There’s much collective and personal grief that’s moving like a wave around the planet right now, along with sparks of new hope and vision for the future.

Honor your grief. Your grieving is a sacred act that can transmute sorrow into hope, tears into compassion, and anguish into action. As you express your sorrow, it’s possible to begin healing your heart, and helps release the grief of the collective too. Grieving opens a portal that connects you to the sacredness of your heart and body, to the Earth, and to the Divine. The Earth hears you, the ancestors and greater Presence hears you. You can also reach out to a friend, or to your community to ask for help and share in your grief.

There are so many kinds of grief and it’s important to honor what your heart is feeling, so you can compassionately attend to the sorrow you feel. Grieving is a necessary process for individual and collective healing. Is your grief from the loss of a loved one? From the cruelty of how others have been treated? Perhaps it’s the collective grief around racial injustice, or the gap between how the world is right now and how you long it to be? Perhaps it’s the sorrow of feeling cut off from others during the pandemic; or the loss of plans, a job, or dreams you had, that have now changed or disappeared?

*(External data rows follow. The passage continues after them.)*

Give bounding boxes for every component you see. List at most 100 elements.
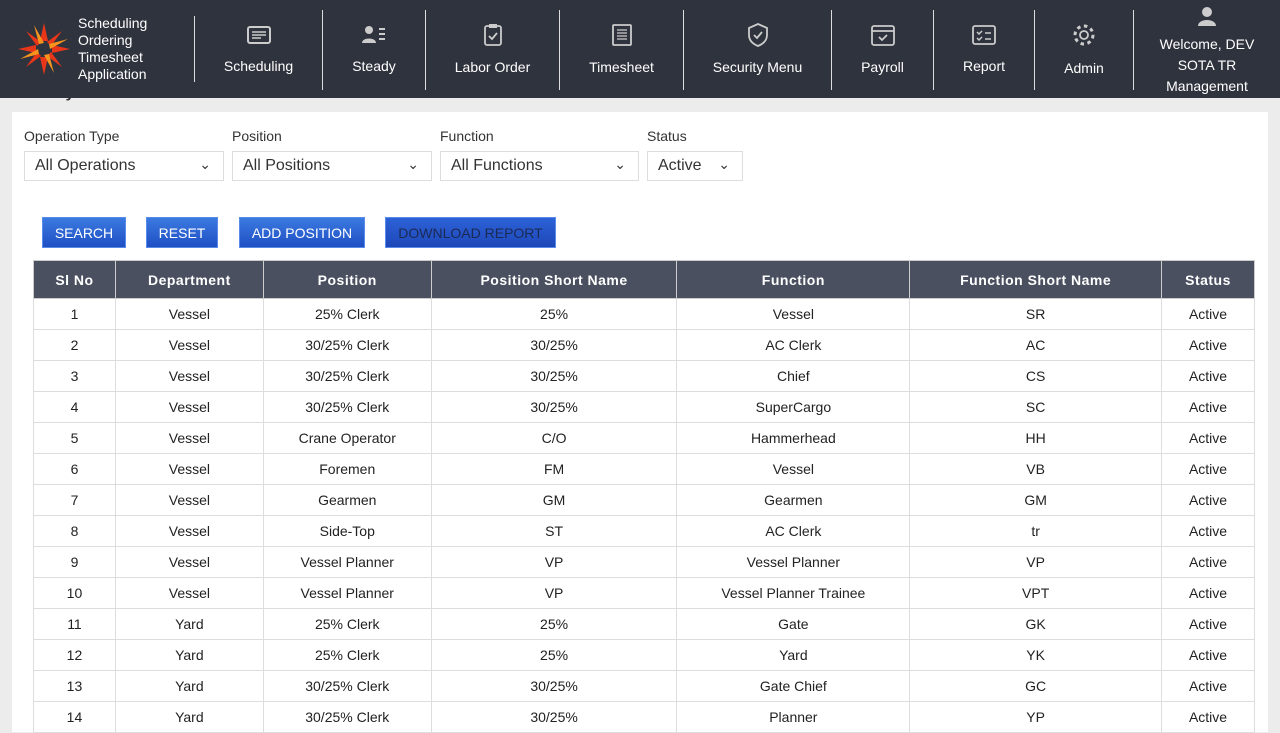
nav-report[interactable]: Report bbox=[934, 0, 1034, 98]
user-menu[interactable]: Welcome, DEV SOTA TR Management bbox=[1134, 0, 1280, 98]
table-cell: CS bbox=[909, 360, 1163, 392]
table-cell: 30/25% Clerk bbox=[262, 391, 432, 423]
table-cell: Side-Top bbox=[262, 515, 432, 547]
table-cell: VP bbox=[909, 546, 1163, 578]
table-cell: Gate bbox=[676, 608, 911, 640]
table-row[interactable]: 9 Vessel Vessel Planner VP Vessel Planner VP A… bbox=[33, 546, 1255, 578]
column-header[interactable]: Status bbox=[1161, 260, 1255, 299]
table-cell: Yard bbox=[114, 701, 264, 733]
table-cell: 1 bbox=[33, 298, 116, 330]
table-cell: SR bbox=[909, 298, 1163, 330]
table-cell: FM bbox=[430, 453, 678, 485]
table-cell: 30/25% bbox=[430, 701, 678, 733]
column-header[interactable]: Function bbox=[676, 260, 911, 299]
table-cell: Planner bbox=[676, 701, 911, 733]
column-header[interactable]: Sl No bbox=[33, 260, 116, 299]
position-select[interactable]: All Positions ⌄ bbox=[232, 151, 432, 181]
table-cell: Gate Chief bbox=[676, 670, 911, 702]
table-cell: Hammerhead bbox=[676, 422, 911, 454]
app-name-line: Ordering bbox=[78, 32, 133, 48]
table-row[interactable]: 3 Vessel 30/25% Clerk 30/25% Chief CS Active bbox=[33, 360, 1255, 392]
table-cell: Vessel bbox=[676, 453, 911, 485]
table-cell: AC Clerk bbox=[676, 515, 911, 547]
table-cell: Active bbox=[1161, 453, 1255, 485]
table-cell: Vessel bbox=[114, 515, 264, 547]
logo-star-icon bbox=[18, 23, 70, 75]
reset-button[interactable]: RESET bbox=[146, 217, 218, 248]
table-row[interactable]: 11 Yard 25% Clerk 25% Gate GK Active bbox=[33, 608, 1255, 640]
table-row[interactable]: 4 Vessel 30/25% Clerk 30/25% SuperCargo SC Act… bbox=[33, 391, 1255, 423]
table-cell: YP bbox=[909, 701, 1163, 733]
status-select[interactable]: Active ⌄ bbox=[647, 151, 743, 181]
nav-security-menu[interactable]: Security Menu bbox=[684, 0, 831, 98]
table-row[interactable]: 12 Yard 25% Clerk 25% Yard YK Active bbox=[33, 639, 1255, 671]
nav-label: Steady bbox=[352, 58, 396, 74]
column-header[interactable]: Function Short Name bbox=[909, 260, 1163, 299]
table-row[interactable]: 5 Vessel Crane Operator C/O Hammerhead HH Acti… bbox=[33, 422, 1255, 454]
nav-admin[interactable]: Admin bbox=[1035, 0, 1133, 98]
table-row[interactable]: 8 Vessel Side-Top ST AC Clerk tr Active bbox=[33, 515, 1255, 547]
operation-type-label: Operation Type bbox=[24, 128, 120, 144]
table-row[interactable]: 6 Vessel Foremen FM Vessel VB Active bbox=[33, 453, 1255, 485]
table-row[interactable]: 1 Vessel 25% Clerk 25% Vessel SR Active bbox=[33, 298, 1255, 330]
nav-label: Timesheet bbox=[589, 59, 654, 75]
table-cell: 5 bbox=[33, 422, 116, 454]
welcome-line: SOTA TR bbox=[1177, 57, 1237, 73]
table-cell: Vessel bbox=[114, 577, 264, 609]
timesheet-icon bbox=[611, 24, 632, 46]
table-cell: Vessel bbox=[114, 546, 264, 578]
table-cell: GC bbox=[909, 670, 1163, 702]
column-header[interactable]: Position Short Name bbox=[430, 260, 678, 299]
nav-label: Labor Order bbox=[454, 59, 531, 75]
nav-timesheet[interactable]: Timesheet bbox=[560, 0, 683, 98]
select-value: All Positions bbox=[243, 157, 331, 174]
table-cell: Yard bbox=[114, 639, 264, 671]
table-row[interactable]: 13 Yard 30/25% Clerk 30/25% Gate Chief GC Acti… bbox=[33, 670, 1255, 702]
table-row[interactable]: 2 Vessel 30/25% Clerk 30/25% AC Clerk AC Activ… bbox=[33, 329, 1255, 361]
table-cell: 25% Clerk bbox=[262, 639, 432, 671]
table-cell: AC bbox=[909, 329, 1163, 361]
table-cell: VPT bbox=[909, 577, 1163, 609]
operation-type-select[interactable]: All Operations ⌄ bbox=[24, 151, 224, 181]
table-cell: 30/25% bbox=[430, 670, 678, 702]
app-name-line: Timesheet bbox=[78, 49, 143, 65]
table-cell: Active bbox=[1161, 608, 1255, 640]
table-cell: Vessel bbox=[676, 298, 911, 330]
report-icon bbox=[972, 25, 996, 45]
download-report-button[interactable]: DOWNLOAD REPORT bbox=[385, 217, 556, 248]
table-cell: 30/25% Clerk bbox=[262, 670, 432, 702]
table-cell: HH bbox=[909, 422, 1163, 454]
nav-payroll[interactable]: Payroll bbox=[832, 0, 933, 98]
column-header[interactable]: Position bbox=[262, 260, 432, 299]
nav-steady[interactable]: Steady bbox=[323, 0, 425, 98]
user-list-icon bbox=[362, 26, 385, 43]
table-cell: Yard bbox=[114, 608, 264, 640]
column-header[interactable]: Department bbox=[114, 260, 264, 299]
table-cell: Yard bbox=[114, 670, 264, 702]
table-cell: 8 bbox=[33, 515, 116, 547]
table-cell: GM bbox=[909, 484, 1163, 516]
table-cell: 13 bbox=[33, 670, 116, 702]
add-position-button[interactable]: ADD POSITION bbox=[239, 217, 365, 248]
nav-scheduling[interactable]: Scheduling bbox=[195, 0, 322, 98]
function-select[interactable]: All Functions ⌄ bbox=[440, 151, 639, 181]
table-row[interactable]: 7 Vessel Gearmen GM Gearmen GM Active bbox=[33, 484, 1255, 516]
table-cell: 10 bbox=[33, 577, 116, 609]
welcome-line: Management bbox=[1166, 78, 1248, 94]
select-value: All Operations bbox=[35, 157, 136, 174]
table-cell: Vessel bbox=[114, 422, 264, 454]
table-cell: ST bbox=[430, 515, 678, 547]
nav-label: Security Menu bbox=[712, 59, 803, 75]
brand[interactable]: Scheduling Ordering Timesheet Applicatio… bbox=[0, 0, 195, 98]
table-cell: C/O bbox=[430, 422, 678, 454]
search-button[interactable]: SEARCH bbox=[42, 217, 126, 248]
welcome-line: Welcome, DEV bbox=[1159, 36, 1255, 52]
table-row[interactable]: 14 Yard 30/25% Clerk 30/25% Planner YP Active bbox=[33, 701, 1255, 733]
nav-labor-order[interactable]: Labor Order bbox=[426, 0, 559, 98]
table-cell: Vessel bbox=[114, 484, 264, 516]
table-cell: 30/25% Clerk bbox=[262, 360, 432, 392]
table-row[interactable]: 10 Vessel Vessel Planner VP Vessel Planner T… bbox=[33, 577, 1255, 609]
table-cell: GM bbox=[430, 484, 678, 516]
app-name: Scheduling Ordering Timesheet Applicatio… bbox=[78, 15, 147, 83]
table-cell: 4 bbox=[33, 391, 116, 423]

Sometimes grief comes along unexpectedly like a wave that’s impossible to name. It may feel huge. Make sure to reach out if you need to, but remember that it’s ok to feel cracked open and not know why. You’re not crazy. You’re not coming apart at the seams. It means you’re a sensitive, caring being who needs to release the emotions moving in you, that are moving through these times, that need to be transmuted in order to be resilient and whole again.

Personally, every morning for months, as I get quiet for meditation, I have found myself overflowing in tears. Many times it’s tears of love and gratitude for the planet, mixed in with great sorrow. Each time that happens, I allow myself the full range of emotions, then paradoxically feel restored afterwards, ready to face the day. The strong emotions are no longer bottled up and they’re released into new resolve.

Give yourself the room, presence and time to grieve, to take care of yourself, and be renewed.